Case study
Telegram RAG Assistant
A Telegram polling bot that runs RAG over semantic conversation history (Vectorize + embeddings), supports image analysis (vision), and image generation (Replicate), backed by Postgres/Redis with a Django admin/API.
Problem
- A chat assistant needs long-term memory and retrieval without stuffing everything into the prompt.
- Multimodal support (image analysis/generation) requires reliable storage and safe orchestration.

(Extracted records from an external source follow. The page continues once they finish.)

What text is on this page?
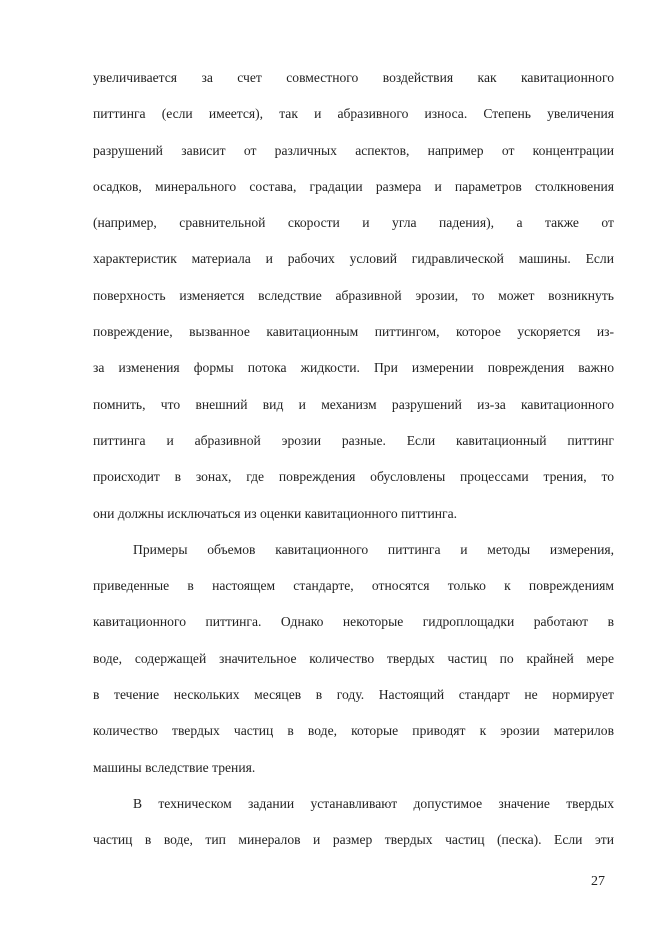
увеличивается за счет совместного воздействия как кавитационного
питтинга (если имеется), так и абразивного износа. Степень увеличения
разрушений зависит от различных аспектов, например от концентрации
осадков, минерального состава, градации размера и параметров столкновения
(например, сравнительной скорости и угла падения), а также от
характеристик материала и рабочих условий гидравлической машины. Если
поверхность изменяется вследствие абразивной эрозии, то может возникнуть
повреждение, вызванное кавитационным питтингом, которое ускоряется из-
за изменения формы потока жидкости. При измерении повреждения важно
помнить, что внешний вид и механизм разрушений из-за кавитационного
питтинга и абразивной эрозии разные. Если кавитационный питтинг
происходит в зонах, где повреждения обусловлены процессами трения, то
они должны исключаться из оценки кавитационного питтинга.
Примеры объемов кавитационного питтинга и методы измерения,
приведенные в настоящем стандарте, относятся только к повреждениям
кавитационного питтинга. Однако некоторые гидроплощадки работают в
воде, содержащей значительное количество твердых частиц по крайней мере
в течение нескольких месяцев в году. Настоящий стандарт не нормирует
количество твердых частиц в воде, которые приводят к эрозии материлов
машины вследствие трения.
В техническом задании устанавливают допустимое значение твердых
частиц в воде, тип минералов и размер твердых частиц (песка). Если эти
27
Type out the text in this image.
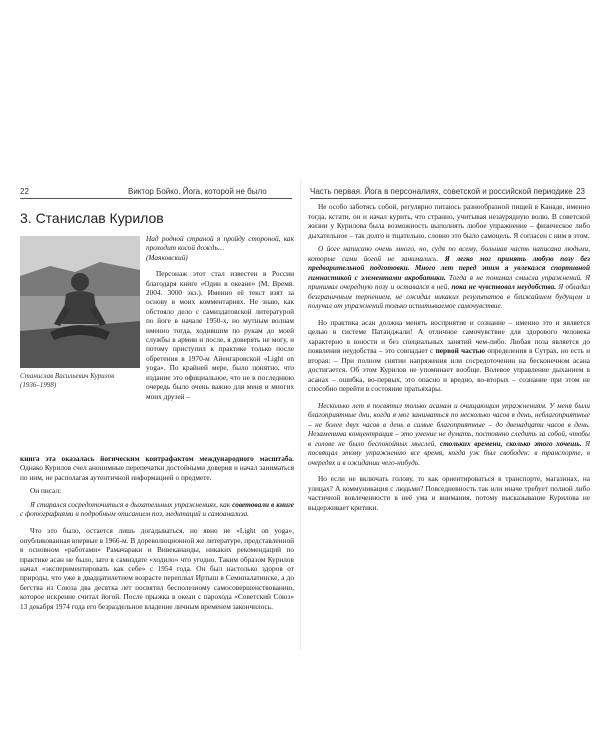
22	Виктор Бойко. Йога, которой не было
3. Станислав Курилов
Станислав Васильевич Курилов
(1936–1998)

Над родной страной я пройду стороной, как проходит косой дождь…
(Маяковский)

Персонаж этот стал известен в России благодаря книге «Один в океане» (М. Время. 2004. 3000 экз.). Именно её текст взят за основу в моих комментариях. Не знаю, как обстояло дело с самиздатовской литературой по йоге в начале 1950-х, но мутным волнам именно тогда, ходившим по рукам до моей службы в армии и после, я доверять не могу, и потому приступил к практике только после обретения в 1970-м Айенгаровской «Light on yoga». По крайней мере, было понятно, что издание это официальное, что не в последнюю очередь было очень важно для меня и многих моих друзей –

книга эта оказалась йогическим контрафактом международного масштаба. Однако Курилов счел анонимные перепечатки достойными доверия и начал заниматься по ним, не располагая аутентичной информацией о предмете.

Он писал:

Я старался сосредоточиться в дыхательных упражнениях, как советовали в книге с фотографиями и подробным описанием поз, медитаций и самоанализа.

Что это было, остается лишь догадываться, но явно не «Light on yoga», опубликованная впервые в 1966-м. В дореволюционной же литературе, представленной в основном «работами» Рамачараки и Вивекананды, никаких рекомендаций по практике асан не было, зато в самиздате «ходило» что угодно. Таким образом Курилов начал «экспериментировать как себе» с 1954 года. Он был настолько здоров от природы, что уже в двадцатилетнем возрасте переплыл Иртыш в Семипалатинске, а до бегства из Союза два десятка лет посвятил бесполезному самосовершенствованию, которое искренне считал йогой. После прыжка в океан с парохода «Советский Союз» 13 декабря 1974 года его безраздельное владение личным временем закончилось.

Часть первая. Йога в персоналиях, советской и российской периодике 23

Не особо заботясь собой, регулярно питаюсь разнообразной пищей в Канаде, именно тогда, кстати, он и начал курить, что странно, учитывая незаурядную волю. В советской жизни у Курилова была возможность выполнять любое упражнение – физическое либо дыхательное – так долго и тщательно, словно это было самоцель. Я согласен с ним в этом.

О йоге написано очень много, но, судя по всему, большая часть написана людьми, которые сами йогой не занимались. Я легко мог принять любую позу без предварительной подготовки. Много лет перед этим я увлекался спортивной гимнастикой с элементами акробатики. Тогда я не понимал смысла упражнений. Я принимал очередную позу и оставался в ней, пока не чувствовал неудобства. Я обладал безграничным терпением, не ожидал никаких результатов в ближайшем будущем и получал от упражнений только испытываемое самочувствие.

Но практика асан должна менять восприятие и сознание – именно это и является целью в системе Патанджали! А отличное самочувствие для здорового человека характерно в юности и без специальных занятий чем-либо. Любая поза является до появления неудобства – это совпадает с первой частью определения в Сутрах, но есть и вторая: – При полном снятии напряжения или сосредоточении на бесконечном асана достигается. Об этом Курилов не упоминает вообще. Волевое управление дыханием в асанах – ошибка, во-первых, это опасно и вредно, во-вторых – сознание при этом не способно перейти в состояние пратьяхары.

Несколько лет я посвятил только асанам и очищающим упражнениям. У меня были благоприятные дни, когда я мог заниматься по несколько часов в день, неблагоприятные – не более двух часов в день в самые благоприятные – до двенадцати часов в день. Незаменима концентрация – это умение не думать, постоянно следить за собой, чтобы в голове не было беспокойных мыслей, стольких времени, сколько этого хочешь. Я посвящал этому упражнению все время, когда уж был свободен: в транспорте, в очередях и в ожидании чего-нибудь.

Но если не включать голову, то как ориентироваться в транспорте, магазинах, на улицах? А коммуникация с людьми? Повседневность так или иначе требует полной либо частичной вовлеченности в неё ума и внимания, потому высказывание Курилова не выдерживает критики.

- You need persistence, rate limiting, and instrumentation to operate the bot over time.
Solution
- Implemented a polling Telegram bot (python-telegram-bot) that orchestrates RAG + image workflows.
- Stored system-of-record data in Postgres (users, conversations, messages, analytics) and used Redis for sessions/rate limiting.
- Generated embeddings via OpenAI embeddings API and stored/query vectors in Cloudflare Vectorize for semantic conversation retrieval.
- Used OpenRouter for chat and vision analysis; used Replicate for image generation and returned results via Telegram.
- Stored images in Cloudflare R2 and served them back via presigned URLs.
Architecture
Results
<2s response time
For grounded RAG answers with citations
Semantic memory
Conversation history stored and retrieved via embeddings
Multi-provider AI
Chat, vision, and image generation unified behind one bot
Rate-limited
Redis-backed limits prevent abuse and control costs
How this maps to client use cases
- Support bots that recall prior conversations and stay grounded in internal context.
- Ops assistants that handle screenshots/photos (vision) and provide structured answers.
- Workflow bots that integrate with multiple AI providers behind a single safety-controlled layer.